Fan Fenxia, Du Pengcheng, Kan Biao, Yan Meiying
State Key Laboratory for Infectious Disease Prevention and Control, National Institute for Communicable Disease Control and Prevention, Chinese Center for Disease Control and Prevention, Beijing, China; Collaborative Innovation Center for Diagnosis and Treatment of Infectious Diseases, Hangzhou, Zhejiang, China.
PLoS One. 2015 Apr 24;10(4):e0124507. doi: 10.1371/journal.pone.0124507. eCollection 2015.

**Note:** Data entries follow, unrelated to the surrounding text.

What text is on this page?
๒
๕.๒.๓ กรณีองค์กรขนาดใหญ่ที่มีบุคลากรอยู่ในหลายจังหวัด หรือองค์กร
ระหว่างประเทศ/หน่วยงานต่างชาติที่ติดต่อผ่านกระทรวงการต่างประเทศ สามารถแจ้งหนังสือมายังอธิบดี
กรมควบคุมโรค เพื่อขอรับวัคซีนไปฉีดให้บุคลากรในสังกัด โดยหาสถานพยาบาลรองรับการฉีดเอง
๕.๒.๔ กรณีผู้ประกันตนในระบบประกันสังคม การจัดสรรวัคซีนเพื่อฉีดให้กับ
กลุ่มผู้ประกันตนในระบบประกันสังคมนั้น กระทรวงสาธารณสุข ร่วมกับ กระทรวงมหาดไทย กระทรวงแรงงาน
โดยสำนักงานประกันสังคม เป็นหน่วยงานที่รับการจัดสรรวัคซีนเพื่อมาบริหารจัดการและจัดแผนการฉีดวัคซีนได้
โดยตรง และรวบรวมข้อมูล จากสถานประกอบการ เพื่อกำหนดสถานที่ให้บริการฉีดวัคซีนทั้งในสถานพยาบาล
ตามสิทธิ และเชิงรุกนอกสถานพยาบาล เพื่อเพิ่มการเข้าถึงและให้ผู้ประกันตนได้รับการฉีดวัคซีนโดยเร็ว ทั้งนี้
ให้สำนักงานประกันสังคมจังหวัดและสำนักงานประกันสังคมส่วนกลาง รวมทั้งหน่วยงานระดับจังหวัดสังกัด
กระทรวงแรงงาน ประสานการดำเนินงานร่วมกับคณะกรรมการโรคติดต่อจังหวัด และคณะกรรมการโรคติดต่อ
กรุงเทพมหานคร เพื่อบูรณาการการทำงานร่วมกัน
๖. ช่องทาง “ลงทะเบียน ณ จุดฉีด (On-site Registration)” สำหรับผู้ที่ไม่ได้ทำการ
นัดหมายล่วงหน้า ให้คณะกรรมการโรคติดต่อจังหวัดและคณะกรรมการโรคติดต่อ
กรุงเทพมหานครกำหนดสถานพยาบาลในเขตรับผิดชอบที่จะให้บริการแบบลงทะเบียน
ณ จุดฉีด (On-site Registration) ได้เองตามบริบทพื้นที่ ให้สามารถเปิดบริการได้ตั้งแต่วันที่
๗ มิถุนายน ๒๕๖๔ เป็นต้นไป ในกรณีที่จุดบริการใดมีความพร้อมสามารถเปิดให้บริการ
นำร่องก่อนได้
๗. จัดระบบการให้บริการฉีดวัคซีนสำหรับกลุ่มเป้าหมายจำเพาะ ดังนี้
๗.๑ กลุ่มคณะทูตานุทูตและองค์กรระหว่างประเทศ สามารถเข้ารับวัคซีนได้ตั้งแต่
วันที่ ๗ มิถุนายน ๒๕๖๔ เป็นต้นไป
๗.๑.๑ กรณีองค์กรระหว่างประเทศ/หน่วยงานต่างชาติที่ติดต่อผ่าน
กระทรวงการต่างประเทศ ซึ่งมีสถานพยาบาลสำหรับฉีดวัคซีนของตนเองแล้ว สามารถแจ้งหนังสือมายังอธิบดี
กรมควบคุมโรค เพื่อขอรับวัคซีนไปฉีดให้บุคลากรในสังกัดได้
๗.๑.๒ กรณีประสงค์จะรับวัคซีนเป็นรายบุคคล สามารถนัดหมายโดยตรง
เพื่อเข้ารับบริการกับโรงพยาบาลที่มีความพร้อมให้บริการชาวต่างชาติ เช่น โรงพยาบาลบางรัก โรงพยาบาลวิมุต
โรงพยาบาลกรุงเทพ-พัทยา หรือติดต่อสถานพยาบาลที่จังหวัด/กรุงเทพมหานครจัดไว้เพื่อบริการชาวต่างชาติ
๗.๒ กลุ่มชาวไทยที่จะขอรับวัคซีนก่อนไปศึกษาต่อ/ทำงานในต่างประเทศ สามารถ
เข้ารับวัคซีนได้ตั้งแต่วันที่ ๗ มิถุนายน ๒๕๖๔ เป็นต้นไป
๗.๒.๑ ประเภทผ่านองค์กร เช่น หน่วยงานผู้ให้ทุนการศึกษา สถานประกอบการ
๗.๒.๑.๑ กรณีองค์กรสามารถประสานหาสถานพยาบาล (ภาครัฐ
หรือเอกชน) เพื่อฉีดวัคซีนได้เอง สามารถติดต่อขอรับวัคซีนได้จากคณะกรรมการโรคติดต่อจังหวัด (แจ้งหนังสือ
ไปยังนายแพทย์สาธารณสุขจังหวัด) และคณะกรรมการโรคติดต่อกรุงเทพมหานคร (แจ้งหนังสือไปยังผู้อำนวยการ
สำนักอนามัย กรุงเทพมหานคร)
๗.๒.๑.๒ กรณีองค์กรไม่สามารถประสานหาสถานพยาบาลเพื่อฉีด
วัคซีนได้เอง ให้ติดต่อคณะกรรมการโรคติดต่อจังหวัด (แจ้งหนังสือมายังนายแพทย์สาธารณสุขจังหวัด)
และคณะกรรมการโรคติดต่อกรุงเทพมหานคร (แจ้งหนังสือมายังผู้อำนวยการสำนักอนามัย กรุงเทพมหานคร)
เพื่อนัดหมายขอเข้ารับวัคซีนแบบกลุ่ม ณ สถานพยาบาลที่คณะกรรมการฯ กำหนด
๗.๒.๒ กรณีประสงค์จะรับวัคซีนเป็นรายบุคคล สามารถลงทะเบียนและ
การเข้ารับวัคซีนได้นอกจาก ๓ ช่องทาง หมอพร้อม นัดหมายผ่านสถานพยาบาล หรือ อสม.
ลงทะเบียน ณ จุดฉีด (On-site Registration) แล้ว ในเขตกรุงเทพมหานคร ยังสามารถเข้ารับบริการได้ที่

Typhoid fever remains a public health threat in many countries. A positive result in traditional culture is a gold-standard for typhoid diagnosis, but this method is time consuming and not sensitive enough for detection of samples containing a low copy number of the target organism. The availability of the loop-mediated isothermal amplification (LAMP) assay, which offers high speed and simplicity in detection of specific targets, has vastly improved the diagnosis of numerous infectious diseases. However, little research efforts have been made on utilizing this approach for diagnosis of Salmonella enterica serovar Typhi by targeting a single and specific gene. In this study, a LAMP assay for rapid detection of S. Typhi based on a novel marker gene, termed STY2879-LAMP, was established and evaluated with real-time PCR (RT-PCR). The specificity tests showed that STY2879 could be amplified in all S. Typhi strains isolated in different years and regions in China, whereas no amplification was observable in non-typhoidal strains covering 34 Salmonella serotypes and other pathogens causing febrile illness. The detection limit of STY2879-LAMP for S. Typhi was 15 copies/reaction in reference plasmids, 200 CFU/g with simple heat-treatment of DNA extracted from simulated stool samples and 20 CFU/ml with DNA extracted from simulated blood samples, which was 10 fold more sensitive than the parallel RT-PCR control experiment. Furthermore, the sensitivity of STY2879-LAMP and RT-PCR combining the traditional culture enrichment method for simulated stool and blood spiked with lower S. Typhi count during the 10 h enrichment time was also determined. In comparison with LAMP, the positive reaction time for RT-PCR required additional 2-3 h enrichment time for either simulated stool or blood specimens. Therefore, STY2879-LAMP is of practical value in the clinical settings and has a good potential for application in developing regions due to its easy-to-use protocol.
伤寒热在许多国家仍然是一种公共卫生威胁。传统培养法检测结果呈阳性是伤寒诊断的金标准,但该方法耗时较长,且对低拷贝数目标病原体样本的检测灵敏度不够。环介导等温扩增(LAMP)检测方法具有检测特定目标快速、简便的特点,极大地改善了多种传染病的诊断。然而,针对肠炎沙门氏菌伤寒血清型,利用该方法靶向单个特定基因进行诊断的研究工作较少。在本研究中,建立了一种基于新型标记基因快速检测伤寒杆菌的LAMP检测方法,称为STY2879-LAMP,并通过实时荧光定量PCR(RT-PCR)进行评估。特异性试验表明,在中国不同年份和地区分离的所有伤寒杆菌菌株中均可扩增出STY2879,而在涵盖34种沙门氏菌血清型的非伤寒菌株及其他引起发热性疾病的病原体中未观察到扩增。STY2879-LAMP对伤寒杆菌的检测限为:参比质粒中为15拷贝/反应,简单热处理模拟粪便样本提取的DNA时为200 CFU/g,模拟血液样本提取的DNA时为20 CFU/ml,比平行的RT-PCR对照实验灵敏度高10倍。此外,还测定了在10小时富集时间内,STY2879-LAMP和RT-PCR结合传统培养富集法对低菌量伤寒杆菌污染的模拟粪便和血液样本的检测灵敏度。与LAMP相比,RT-PCR的阳性反应时间对于模拟粪便或血液样本需要额外2-3小时的富集时间。因此,STY2879-LAMP在临床环境中具有实用价值,因其操作简便,在发展中地区具有良好的应用潜力。